Honigman: How would you suggest they prepare? I don’t mean run for governor tomorrow, but start to get civically engaged?

Keith: I think at every point that you progress in life, new opportunities open up to you. And so you just have to be available to receive those opportunities. Whatever work you do like volunteering for example, you got to do it and stick with it. There’s a big difference between saying, “I’m doing this because I want to run for office in two weeks,” versus, “I’m doing this because I think what I’m doing here is right and I think I’m going to learn something about myself.”

I think your everyday goal should be focusing on spending time on endeavors that allow you to become a more whole human being because the best politicians are so grand at being themselves that they can convey a message whether it be a complex one or a not so complex one to people.

And people digest it. And more than digesting the message, they want it. They want it from that person. And when you look at presidents, for instance, I think Barrack Obama and Donald Trump are highly actualized. They’re able to articulate to their bases how they actualize.
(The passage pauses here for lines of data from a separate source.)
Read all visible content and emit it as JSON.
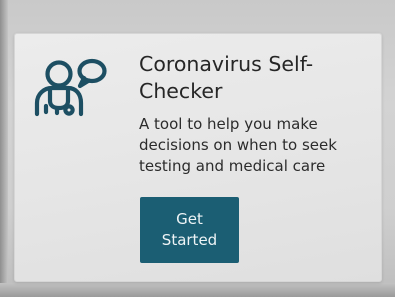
{
  "card": {
    "icon": "doctor-chat-icon",
    "title": "Coronavirus Self-Checker",
    "description": "A tool to help you make decisions on when to seek testing and medical care",
    "button_label": "Get Started"
  },
  "colors": {
    "accent": "#1b5e73",
    "icon_stroke": "#1d4f63",
    "text": "#262626",
    "card_background": "#e8e8e8"
  }
}
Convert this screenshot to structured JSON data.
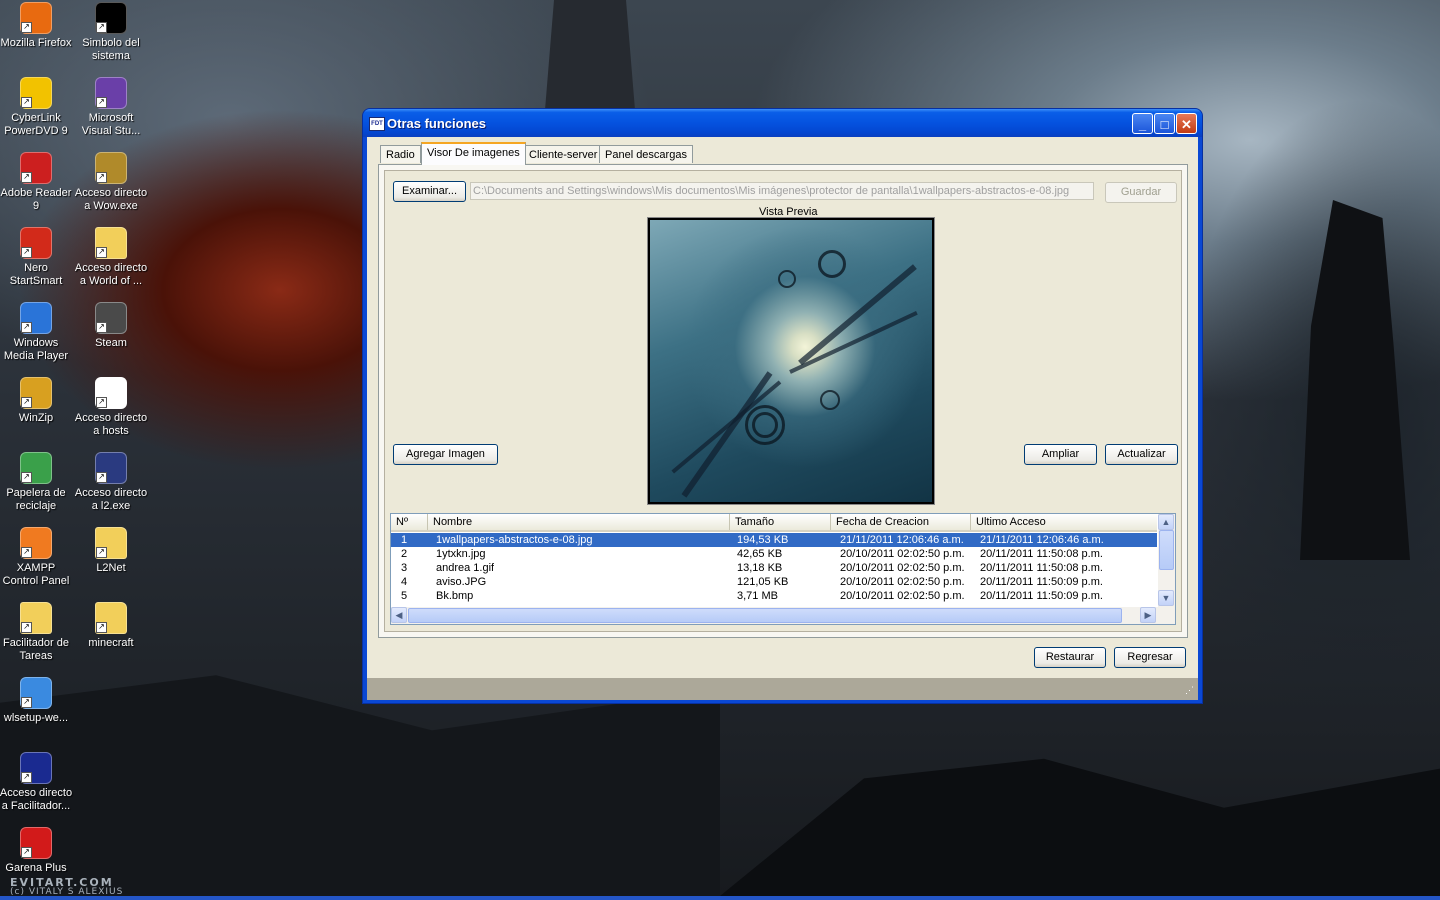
{
  "desktop": {
    "icons": [
      {
        "label": "Mozilla Firefox",
        "icon": "firefox-icon",
        "color": "#e86a10"
      },
      {
        "label": "Simbolo del sistema",
        "icon": "cmd-icon",
        "color": "#000000"
      },
      {
        "label": "CyberLink PowerDVD 9",
        "icon": "powerdvd-icon",
        "color": "#f2c200"
      },
      {
        "label": "Microsoft Visual Stu...",
        "icon": "visual-studio-icon",
        "color": "#6a3fa8"
      },
      {
        "label": "Adobe Reader 9",
        "icon": "adobe-reader-icon",
        "color": "#cc1f1f"
      },
      {
        "label": "Acceso directo a Wow.exe",
        "icon": "wow-icon",
        "color": "#b08a2a"
      },
      {
        "label": "Nero StartSmart",
        "icon": "nero-icon",
        "color": "#d22a1a"
      },
      {
        "label": "Acceso directo a World of ...",
        "icon": "folder-icon",
        "color": "#f2cf5a"
      },
      {
        "label": "Windows Media Player",
        "icon": "media-player-icon",
        "color": "#2a74d8"
      },
      {
        "label": "Steam",
        "icon": "steam-icon",
        "color": "#4a4a4a"
      },
      {
        "label": "WinZip",
        "icon": "winzip-icon",
        "color": "#d8a020"
      },
      {
        "label": "Acceso directo a hosts",
        "icon": "hosts-file-icon",
        "color": "#ffffff"
      },
      {
        "label": "Papelera de reciclaje",
        "icon": "recycle-bin-icon",
        "color": "#3aa04a"
      },
      {
        "label": "Acceso directo a l2.exe",
        "icon": "l2-icon",
        "color": "#2a3a80"
      },
      {
        "label": "XAMPP Control Panel",
        "icon": "xampp-icon",
        "color": "#f07a20"
      },
      {
        "label": "L2Net",
        "icon": "folder-icon",
        "color": "#f2cf5a"
      },
      {
        "label": "Facilitador de Tareas",
        "icon": "folder-icon",
        "color": "#f2cf5a"
      },
      {
        "label": "minecraft",
        "icon": "folder-icon",
        "color": "#f2cf5a"
      },
      {
        "label": "wlsetup-we...",
        "icon": "windows-logo-icon",
        "color": "#3a8ae0"
      },
      {
        "label": "Acceso directo a Facilitador...",
        "icon": "fdt-icon",
        "color": "#1a2a90"
      },
      {
        "label": "Garena Plus",
        "icon": "garena-icon",
        "color": "#d21a1a"
      }
    ],
    "wallpaper_credit": "EVITART.COM",
    "wallpaper_author": "(c) VITALY S ALEXIUS"
  },
  "window": {
    "title": "Otras funciones",
    "app_icon_text": "FDT",
    "controls": {
      "minimize": "_",
      "maximize": "□",
      "close": "✕"
    },
    "tabs": [
      {
        "label": "Radio",
        "active": false
      },
      {
        "label": "Visor De imagenes",
        "active": true
      },
      {
        "label": "Cliente-server",
        "active": false
      },
      {
        "label": "Panel descargas",
        "active": false
      }
    ],
    "viewer": {
      "browse_button": "Examinar...",
      "path_value": "C:\\Documents and Settings\\windows\\Mis documentos\\Mis imágenes\\protector de pantalla\\1wallpapers-abstractos-e-08.jpg",
      "save_button": "Guardar",
      "preview_label": "Vista Previa",
      "add_image_button": "Agregar Imagen",
      "enlarge_button": "Ampliar",
      "refresh_button": "Actualizar"
    },
    "file_list": {
      "columns": [
        "Nº",
        "Nombre",
        "Tamaño",
        "Fecha de Creacion",
        "Ultimo Acceso"
      ],
      "rows": [
        {
          "n": "1",
          "name": "1wallpapers-abstractos-e-08.jpg",
          "size": "194,53 KB",
          "created": "21/11/2011 12:06:46 a.m.",
          "accessed": "21/11/2011 12:06:46 a.m.",
          "selected": true
        },
        {
          "n": "2",
          "name": "1ytxkn.jpg",
          "size": "42,65 KB",
          "created": "20/10/2011 02:02:50 p.m.",
          "accessed": "20/11/2011 11:50:08 p.m.",
          "selected": false
        },
        {
          "n": "3",
          "name": "andrea 1.gif",
          "size": "13,18 KB",
          "created": "20/10/2011 02:02:50 p.m.",
          "accessed": "20/11/2011 11:50:08 p.m.",
          "selected": false
        },
        {
          "n": "4",
          "name": "aviso.JPG",
          "size": "121,05 KB",
          "created": "20/10/2011 02:02:50 p.m.",
          "accessed": "20/11/2011 11:50:09 p.m.",
          "selected": false
        },
        {
          "n": "5",
          "name": "Bk.bmp",
          "size": "3,71 MB",
          "created": "20/10/2011 02:02:50 p.m.",
          "accessed": "20/11/2011 11:50:09 p.m.",
          "selected": false
        }
      ]
    },
    "footer": {
      "restore_button": "Restaurar",
      "back_button": "Regresar"
    }
  },
  "colors": {
    "selection": "#316ac5",
    "title_bar": "#0a5ee8",
    "window_face": "#ece9d8",
    "tab_highlight": "#f5a623"
  }
}
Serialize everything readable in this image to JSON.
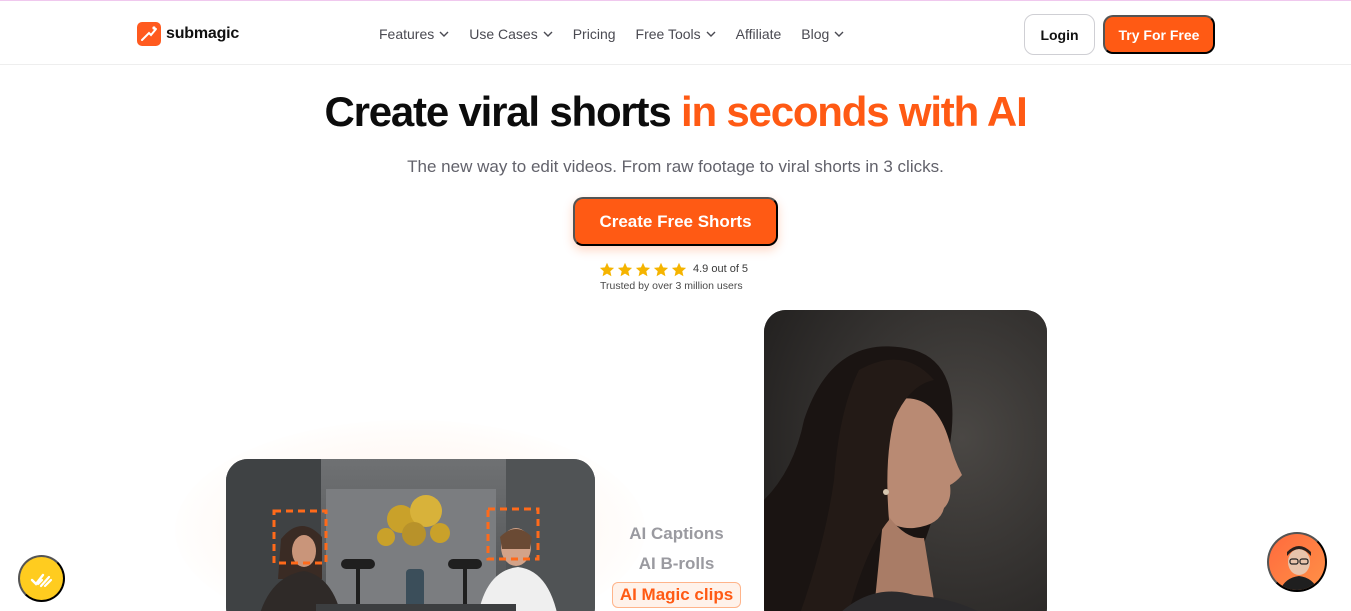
{
  "brand": {
    "name": "submagic",
    "accent": "#ff5a14"
  },
  "nav": {
    "items": [
      {
        "label": "Features",
        "dropdown": true
      },
      {
        "label": "Use Cases",
        "dropdown": true
      },
      {
        "label": "Pricing",
        "dropdown": false
      },
      {
        "label": "Free Tools",
        "dropdown": true
      },
      {
        "label": "Affiliate",
        "dropdown": false
      },
      {
        "label": "Blog",
        "dropdown": true
      }
    ],
    "login_label": "Login",
    "try_label": "Try For Free"
  },
  "hero": {
    "title_main": "Create viral shorts",
    "title_accent": "in seconds with AI",
    "subtitle": "The new way to edit videos. From raw footage to viral shorts in 3 clicks.",
    "cta_label": "Create Free Shorts",
    "rating": {
      "stars": 5,
      "score_text": "4.9 out of 5",
      "trust_text": "Trusted by over 3 million users",
      "star_color": "#f5b400"
    }
  },
  "features": {
    "items": [
      "AI Captions",
      "AI B-rolls",
      "AI Magic clips"
    ],
    "active": "AI Magic clips"
  },
  "widgets": {
    "left_fab_icon": "checklist-icon",
    "right_fab_icon": "support-avatar"
  }
}
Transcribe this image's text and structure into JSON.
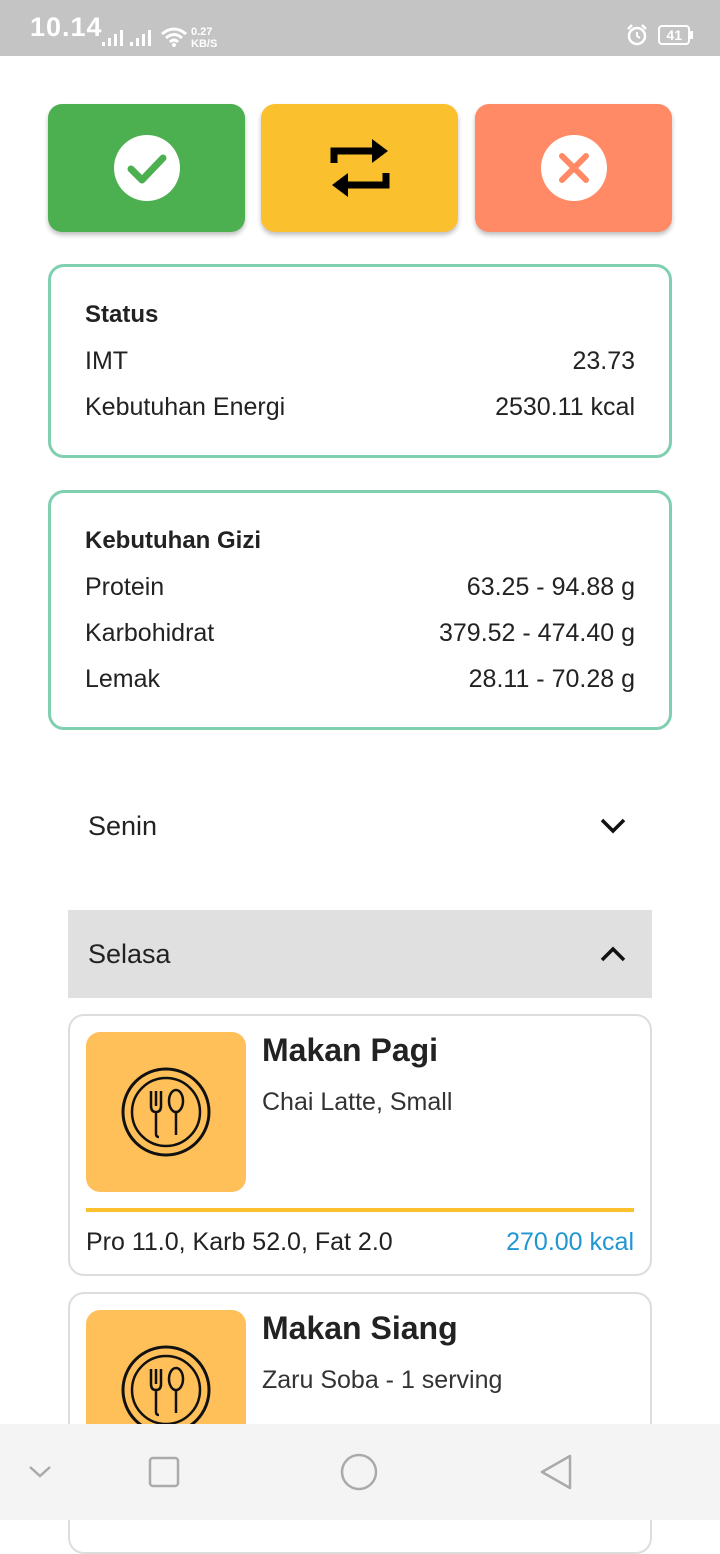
{
  "status_bar": {
    "time": "10.14",
    "net_speed_value": "0.27",
    "net_speed_unit": "KB/S",
    "battery": "41"
  },
  "actions": {
    "confirm_icon": "check-circle-icon",
    "swap_icon": "repeat-icon",
    "cancel_icon": "close-circle-icon",
    "confirm_color": "#4caf50",
    "swap_color": "#fbc02d",
    "cancel_color": "#ff8a65"
  },
  "status_card": {
    "title": "Status",
    "rows": [
      {
        "label": "IMT",
        "value": "23.73"
      },
      {
        "label": "Kebutuhan Energi",
        "value": "2530.11 kcal"
      }
    ]
  },
  "gizi_card": {
    "title": "Kebutuhan Gizi",
    "rows": [
      {
        "label": "Protein",
        "value": "63.25 - 94.88 g"
      },
      {
        "label": "Karbohidrat",
        "value": "379.52 - 474.40 g"
      },
      {
        "label": "Lemak",
        "value": "28.11 - 70.28 g"
      }
    ]
  },
  "days": [
    {
      "label": "Senin",
      "expanded": false
    },
    {
      "label": "Selasa",
      "expanded": true
    }
  ],
  "meals": [
    {
      "title": "Makan Pagi",
      "description": "Chai Latte, Small",
      "macros": "Pro 11.0, Karb 52.0, Fat 2.0",
      "kcal": "270.00 kcal"
    },
    {
      "title": "Makan Siang",
      "description": "Zaru Soba - 1 serving"
    }
  ]
}
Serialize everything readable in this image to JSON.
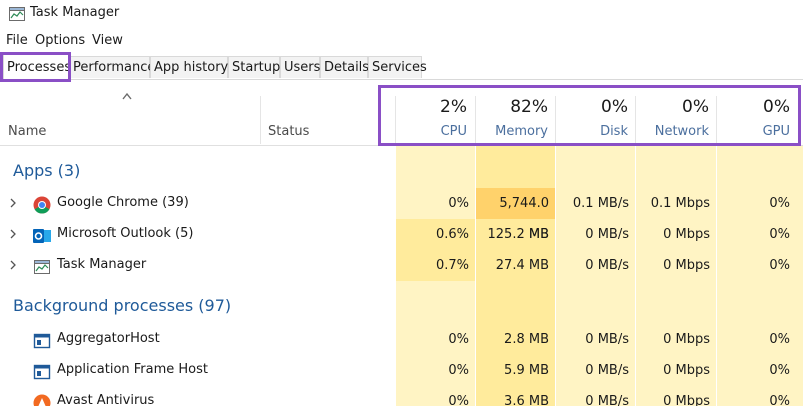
{
  "window": {
    "title": "Task Manager"
  },
  "menu": {
    "file": "File",
    "options": "Options",
    "view": "View"
  },
  "tabs": [
    {
      "label": "Processes",
      "active": true
    },
    {
      "label": "Performance"
    },
    {
      "label": "App history"
    },
    {
      "label": "Startup"
    },
    {
      "label": "Users"
    },
    {
      "label": "Details"
    },
    {
      "label": "Services"
    }
  ],
  "header": {
    "name": "Name",
    "status": "Status",
    "cpu": {
      "pct": "2%",
      "label": "CPU"
    },
    "memory": {
      "pct": "82%",
      "label": "Memory"
    },
    "disk": {
      "pct": "0%",
      "label": "Disk"
    },
    "network": {
      "pct": "0%",
      "label": "Network"
    },
    "gpu": {
      "pct": "0%",
      "label": "GPU"
    }
  },
  "groups": {
    "apps": "Apps (3)",
    "background": "Background processes (97)"
  },
  "apps": [
    {
      "name": "Google Chrome (39)",
      "icon": "chrome-icon",
      "cpu": "0%",
      "memory": "5,744.0 MB",
      "disk": "0.1 MB/s",
      "network": "0.1 Mbps",
      "gpu": "0%"
    },
    {
      "name": "Microsoft Outlook (5)",
      "icon": "outlook-icon",
      "cpu": "0.6%",
      "memory": "125.2 MB",
      "disk": "0 MB/s",
      "network": "0 Mbps",
      "gpu": "0%"
    },
    {
      "name": "Task Manager",
      "icon": "task-manager-icon",
      "cpu": "0.7%",
      "memory": "27.4 MB",
      "disk": "0 MB/s",
      "network": "0 Mbps",
      "gpu": "0%"
    }
  ],
  "background": [
    {
      "name": "AggregatorHost",
      "icon": "window-icon",
      "cpu": "0%",
      "memory": "2.8 MB",
      "disk": "0 MB/s",
      "network": "0 Mbps",
      "gpu": "0%"
    },
    {
      "name": "Application Frame Host",
      "icon": "window-icon",
      "cpu": "0%",
      "memory": "5.9 MB",
      "disk": "0 MB/s",
      "network": "0 Mbps",
      "gpu": "0%"
    },
    {
      "name": "Avast Antivirus",
      "icon": "avast-icon",
      "cpu": "0%",
      "memory": "3.6 MB",
      "disk": "0 MB/s",
      "network": "0 Mbps",
      "gpu": "0%"
    }
  ],
  "colors": {
    "highlight": "#8a4fc6",
    "heat_light": "#fff4c4",
    "heat_medium": "#ffeb9c",
    "heat_strong": "#ffd26b",
    "group_text": "#1f5a99"
  }
}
And so, if a person wants to be in a position of power, whether you’re CEO of some company, whether you got a company of five people or company of 500 people, you want to be in a position to say, “I know who I am. I am closer to knowing who I am, rather, than you are. And thus, I’m qualified to take you on a journey.”

I think people who want to lead should endeavor to bounce their existing perception of themselves up against as many obstacles as possible to confirm or affirm themselves. So that when they come back to the people and say, “Hey, I want to lead you.” And people go, “Why?” They can have an answer. And usually, when you can answer why, you’re good to go. People are beyond impressed when you have a rebuttal and you’re not stuttering, period. And it doesn’t always have to be in a grand form. It can be a conversation amongst three people that builds you up for that.

Outside from endeavouring and getting to know yourself better, you have to have a certain sense of courage. And that’s where I think infrastructure comes into place. Where people have to be available to tell you, “You can be courageous.” That’s not something that an individual gets on their own. You can’t just grow into that. Your community has to offer it.

And that is why I think some of the work that we’re all doing, even that we’re doing here today with StartOut is we’re building a community. But we’re also building a support infrastructure saying, “You can be out wholly as whoever you are. And in doing that, we’re going to do our best to support you when you’re right, challenge you where we don’t understand how you may or may not be and see how we all grow.”

But that’s the infrastructure piece. We have to have community. Great leaders come out of great communities and they just happen to be the people who rise to the top of a hotbed of other great leaders.